BUYING A BIKE: I tell people new to the sport to buy what they want and can afford, but be prepaired to drop it at least once (newbies should install framesliders early). I'm tired of hearing debates about the perils of a 600 versus a 1000: listen, a knife and a bullet can both kill you, you're just choosing which way you want to die. So instead of dying, you can ride smart and ride anything your heart desires. Another squid-note: the Hayabusa is not some ultra-superbike engineered by magical pixies ...it's a pig. I bought a new 1999 Busa when it was fast before all sportbikes were restricted and before the GSX-R1000 was unleashed. All of those "ultra-displacement bikes" are only cutting-edge during the first year of their decade-long production run ...they make me yawn. On the other hand, I do actually recommend them for older guys because of their comfortable ergos.

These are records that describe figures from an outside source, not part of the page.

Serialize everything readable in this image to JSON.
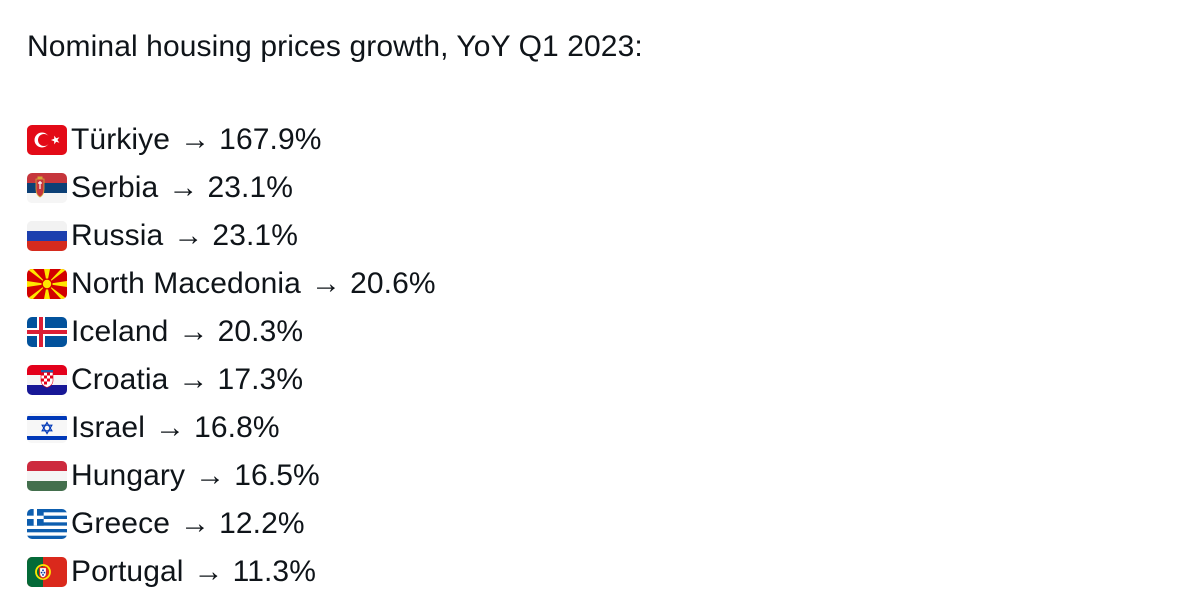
{
  "post": {
    "title": "Nominal housing prices growth, YoY Q1 2023:",
    "arrow": "→",
    "items": [
      {
        "flag_icon": "turkey-flag-icon",
        "country": "Türkiye",
        "value": "167.9%"
      },
      {
        "flag_icon": "serbia-flag-icon",
        "country": "Serbia",
        "value": "23.1%"
      },
      {
        "flag_icon": "russia-flag-icon",
        "country": "Russia",
        "value": "23.1%"
      },
      {
        "flag_icon": "north-macedonia-flag-icon",
        "country": "North Macedonia",
        "value": "20.6%"
      },
      {
        "flag_icon": "iceland-flag-icon",
        "country": "Iceland",
        "value": "20.3%"
      },
      {
        "flag_icon": "croatia-flag-icon",
        "country": "Croatia",
        "value": "17.3%"
      },
      {
        "flag_icon": "israel-flag-icon",
        "country": "Israel",
        "value": "16.8%"
      },
      {
        "flag_icon": "hungary-flag-icon",
        "country": "Hungary",
        "value": "16.5%"
      },
      {
        "flag_icon": "greece-flag-icon",
        "country": "Greece",
        "value": "12.2%"
      },
      {
        "flag_icon": "portugal-flag-icon",
        "country": "Portugal",
        "value": "11.3%"
      }
    ]
  },
  "colors": {
    "text": "#0f1419",
    "background": "#ffffff"
  }
}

My best advice to buying a used bike is to be weary of one with a custom paint job, especially if it is a crumby paint job. At least 90% of the time, bikes are repainted because they were crashed, not because someone has extra money to throw at them. So be careful that you aren't purchasing a polished-up turd. Check the rim lips for dents. Listen to it idle - if it sounds like crap just sitting there, it probably runs like crap. Does it smell like oil or antifreeze now that it's warm? If it has a cheapo exhaust pipe or other similar flaws, did the owner also skimp on oil changes and other maintenance? Look behind the radiator for oil from a leaky headcover gasket. Have the owner ride it - watch and listen to the shifting/tranny, keeping in mind that a "clunk" in some models is normal as long as it is a single, solid, smooth clunk. Check to see if the chain is rusted, caked with dirt, or kinked - if it is, what else has been neglected by the owner? Missing hardware is another red flag for neglect. Jiggle everything - if it's loose, ask why it hasn't been properly mounted or adjusted? I like buying from older people since they take care of their stuff and even their high-mileage bikes can last years. I love finding a bike with the OEM signals, the "mud flap" intact, and the original exhaust - that means there are no hidden nightmares of half-assed attempts at DIY that I now have to fix and it doesn't have some over-priced, Two Brothers hunk-o-junk falling off of it. If you see dozens of random zip-ties, speaker wire spliced into the electrical system, or paint overspray on the frame, chances are you are setting yourself up for disaster later. When in doubt, go buy something else ...there's plenty of quality, good deals out there.